We are using the official implementation of MagFace1 in Pytorch. See https://github.com/IrvingMeng/MagFace.

Pre-trained models

mozuma.models.magface.pretrained.torch_magface

Pre-trained MagFace module

Parameters:

Name Type Description Default
device torch.device

Torch device to initialise the model weights

required
remove_bad_faces bool

Whether to remove the faces with bad quality from the output. This will replace features of bad faces with float("nan"). Defaults to False.

required
magnitude_threshold float

Threshold to remove bad quality faces. The higher the stricter. Defaults to 22.5.

required

Base models

The MagFace model is an implementation of a TorchModel.

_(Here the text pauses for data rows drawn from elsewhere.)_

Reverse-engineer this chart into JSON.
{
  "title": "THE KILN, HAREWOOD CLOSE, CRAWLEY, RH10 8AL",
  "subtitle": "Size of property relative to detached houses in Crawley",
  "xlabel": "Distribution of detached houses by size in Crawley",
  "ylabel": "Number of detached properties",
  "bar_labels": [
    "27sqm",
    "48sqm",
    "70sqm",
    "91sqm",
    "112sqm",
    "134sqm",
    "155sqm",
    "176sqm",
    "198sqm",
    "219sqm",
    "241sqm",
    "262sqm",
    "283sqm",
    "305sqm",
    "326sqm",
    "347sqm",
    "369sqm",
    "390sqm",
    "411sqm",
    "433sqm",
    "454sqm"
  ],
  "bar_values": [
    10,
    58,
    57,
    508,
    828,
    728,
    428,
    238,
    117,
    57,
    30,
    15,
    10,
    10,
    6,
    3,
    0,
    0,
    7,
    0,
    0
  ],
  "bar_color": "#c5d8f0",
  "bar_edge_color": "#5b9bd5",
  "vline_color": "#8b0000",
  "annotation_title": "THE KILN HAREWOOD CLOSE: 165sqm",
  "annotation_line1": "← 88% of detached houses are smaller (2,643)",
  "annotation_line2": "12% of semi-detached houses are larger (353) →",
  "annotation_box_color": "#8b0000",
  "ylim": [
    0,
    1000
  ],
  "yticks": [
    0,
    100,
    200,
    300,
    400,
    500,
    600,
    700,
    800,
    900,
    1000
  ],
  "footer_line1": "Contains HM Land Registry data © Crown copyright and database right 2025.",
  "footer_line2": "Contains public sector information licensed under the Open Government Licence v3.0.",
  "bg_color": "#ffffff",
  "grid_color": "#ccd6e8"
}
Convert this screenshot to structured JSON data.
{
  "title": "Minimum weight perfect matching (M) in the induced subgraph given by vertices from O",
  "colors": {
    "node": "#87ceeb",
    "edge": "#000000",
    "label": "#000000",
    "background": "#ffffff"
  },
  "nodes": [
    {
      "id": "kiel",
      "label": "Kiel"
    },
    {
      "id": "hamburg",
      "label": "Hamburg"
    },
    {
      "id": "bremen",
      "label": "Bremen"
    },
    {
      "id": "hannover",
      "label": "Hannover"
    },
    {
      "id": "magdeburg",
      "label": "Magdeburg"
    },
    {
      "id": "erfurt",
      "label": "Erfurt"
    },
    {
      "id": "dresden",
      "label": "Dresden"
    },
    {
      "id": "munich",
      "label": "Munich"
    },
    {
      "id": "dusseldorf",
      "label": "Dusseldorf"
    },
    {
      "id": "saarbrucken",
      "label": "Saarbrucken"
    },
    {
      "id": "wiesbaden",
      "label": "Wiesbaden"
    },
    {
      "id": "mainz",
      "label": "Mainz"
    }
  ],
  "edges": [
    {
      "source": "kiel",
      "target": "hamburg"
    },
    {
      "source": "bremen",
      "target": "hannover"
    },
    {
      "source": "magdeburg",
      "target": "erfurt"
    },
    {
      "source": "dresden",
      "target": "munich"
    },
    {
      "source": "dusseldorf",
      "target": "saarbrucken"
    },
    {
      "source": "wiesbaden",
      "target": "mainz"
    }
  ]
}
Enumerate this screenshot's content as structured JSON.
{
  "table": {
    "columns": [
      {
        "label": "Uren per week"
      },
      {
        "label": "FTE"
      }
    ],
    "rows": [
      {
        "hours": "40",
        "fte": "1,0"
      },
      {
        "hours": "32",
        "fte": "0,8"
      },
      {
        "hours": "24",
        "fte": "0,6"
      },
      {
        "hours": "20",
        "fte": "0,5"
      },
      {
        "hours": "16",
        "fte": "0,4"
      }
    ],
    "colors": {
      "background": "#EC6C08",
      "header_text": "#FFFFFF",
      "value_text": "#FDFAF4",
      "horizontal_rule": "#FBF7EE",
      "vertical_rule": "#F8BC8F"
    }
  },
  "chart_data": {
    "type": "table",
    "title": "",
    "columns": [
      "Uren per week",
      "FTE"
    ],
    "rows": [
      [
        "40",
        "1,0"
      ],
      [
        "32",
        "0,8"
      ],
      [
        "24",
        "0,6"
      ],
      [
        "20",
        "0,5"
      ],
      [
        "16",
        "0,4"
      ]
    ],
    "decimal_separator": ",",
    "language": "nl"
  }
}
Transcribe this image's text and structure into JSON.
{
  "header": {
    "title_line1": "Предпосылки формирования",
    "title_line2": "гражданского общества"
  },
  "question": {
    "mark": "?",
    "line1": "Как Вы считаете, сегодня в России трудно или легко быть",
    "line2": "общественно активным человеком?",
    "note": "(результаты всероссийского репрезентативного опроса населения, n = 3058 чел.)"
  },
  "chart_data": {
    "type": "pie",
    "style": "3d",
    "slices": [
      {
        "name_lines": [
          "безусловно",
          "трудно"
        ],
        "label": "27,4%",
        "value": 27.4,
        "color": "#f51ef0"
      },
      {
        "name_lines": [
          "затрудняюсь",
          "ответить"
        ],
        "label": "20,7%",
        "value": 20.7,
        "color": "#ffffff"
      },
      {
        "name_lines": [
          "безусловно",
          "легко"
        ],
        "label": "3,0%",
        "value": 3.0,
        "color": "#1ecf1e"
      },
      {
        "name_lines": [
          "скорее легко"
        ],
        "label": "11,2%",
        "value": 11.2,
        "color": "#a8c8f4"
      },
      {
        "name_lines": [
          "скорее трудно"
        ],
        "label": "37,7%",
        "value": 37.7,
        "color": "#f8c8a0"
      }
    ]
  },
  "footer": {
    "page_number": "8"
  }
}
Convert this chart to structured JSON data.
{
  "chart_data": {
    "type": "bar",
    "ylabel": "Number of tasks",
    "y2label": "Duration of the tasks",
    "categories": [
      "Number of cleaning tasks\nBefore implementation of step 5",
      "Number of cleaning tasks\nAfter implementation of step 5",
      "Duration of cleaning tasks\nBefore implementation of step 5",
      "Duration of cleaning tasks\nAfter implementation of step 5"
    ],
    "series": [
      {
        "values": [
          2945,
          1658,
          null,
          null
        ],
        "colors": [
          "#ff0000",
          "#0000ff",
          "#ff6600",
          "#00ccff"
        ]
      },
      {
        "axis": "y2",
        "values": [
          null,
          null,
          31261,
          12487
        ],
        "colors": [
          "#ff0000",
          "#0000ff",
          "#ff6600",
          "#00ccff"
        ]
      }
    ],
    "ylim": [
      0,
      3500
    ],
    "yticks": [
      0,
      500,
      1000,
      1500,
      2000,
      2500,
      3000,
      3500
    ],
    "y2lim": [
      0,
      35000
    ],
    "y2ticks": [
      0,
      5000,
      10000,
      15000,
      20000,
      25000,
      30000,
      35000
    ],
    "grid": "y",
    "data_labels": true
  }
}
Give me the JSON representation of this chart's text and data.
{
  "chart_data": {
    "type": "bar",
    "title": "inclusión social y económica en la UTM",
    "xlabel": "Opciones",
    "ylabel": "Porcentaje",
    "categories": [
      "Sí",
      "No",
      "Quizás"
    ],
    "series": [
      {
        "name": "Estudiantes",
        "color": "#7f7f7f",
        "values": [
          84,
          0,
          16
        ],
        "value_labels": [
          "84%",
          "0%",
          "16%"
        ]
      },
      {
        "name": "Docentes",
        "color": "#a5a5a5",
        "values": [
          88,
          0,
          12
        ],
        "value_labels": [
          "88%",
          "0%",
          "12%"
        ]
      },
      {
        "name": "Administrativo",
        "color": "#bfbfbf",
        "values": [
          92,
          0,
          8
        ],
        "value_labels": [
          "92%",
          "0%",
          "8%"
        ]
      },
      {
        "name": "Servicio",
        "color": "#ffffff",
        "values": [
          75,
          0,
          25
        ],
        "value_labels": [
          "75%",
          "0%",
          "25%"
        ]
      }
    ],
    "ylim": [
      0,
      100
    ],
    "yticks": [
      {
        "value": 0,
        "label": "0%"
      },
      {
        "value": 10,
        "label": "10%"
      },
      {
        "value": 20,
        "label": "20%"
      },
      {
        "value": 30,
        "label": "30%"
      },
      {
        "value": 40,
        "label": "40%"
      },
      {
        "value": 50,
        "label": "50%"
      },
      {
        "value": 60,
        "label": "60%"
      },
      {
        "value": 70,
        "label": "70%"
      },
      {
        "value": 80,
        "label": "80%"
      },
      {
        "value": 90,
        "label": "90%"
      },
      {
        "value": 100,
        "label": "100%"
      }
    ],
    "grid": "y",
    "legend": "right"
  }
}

mozuma.models.magface.modules.TorchMagFaceModule

MagFace face embeddings from MTCNN detected faces

The input dataset should return a tuple of image data and bounding box information

Attributes:

Name Type Description
device torch.device

Torch device to initialise the model weights

remove_bad_faces bool

Whether to remove the faces with bad quality from the output. This will replace features of bad faces with float("nan"). Defaults to False.

magnitude_threshold float

Threshold to remove bad quality faces. The higher the stricter. Defaults to 22.5.

Provider store

See the stores documentation for usage.

mozuma.models.magface.stores.MagFaceStore

Pre-trained model states by MagFace (https://github.com/IrvingMeng/MagFace)

These are identified by training_id=magface.


  1. Qiang Meng, Shichao Zhao, Zhida Huang, and Feng Zhou. Magface: a universal representation for face recognition and quality assessment. In Proceedings of the IEEE/CVF Conference on Computer Vision and Pattern Recognition (CVPR), 14225–14234. June 2021.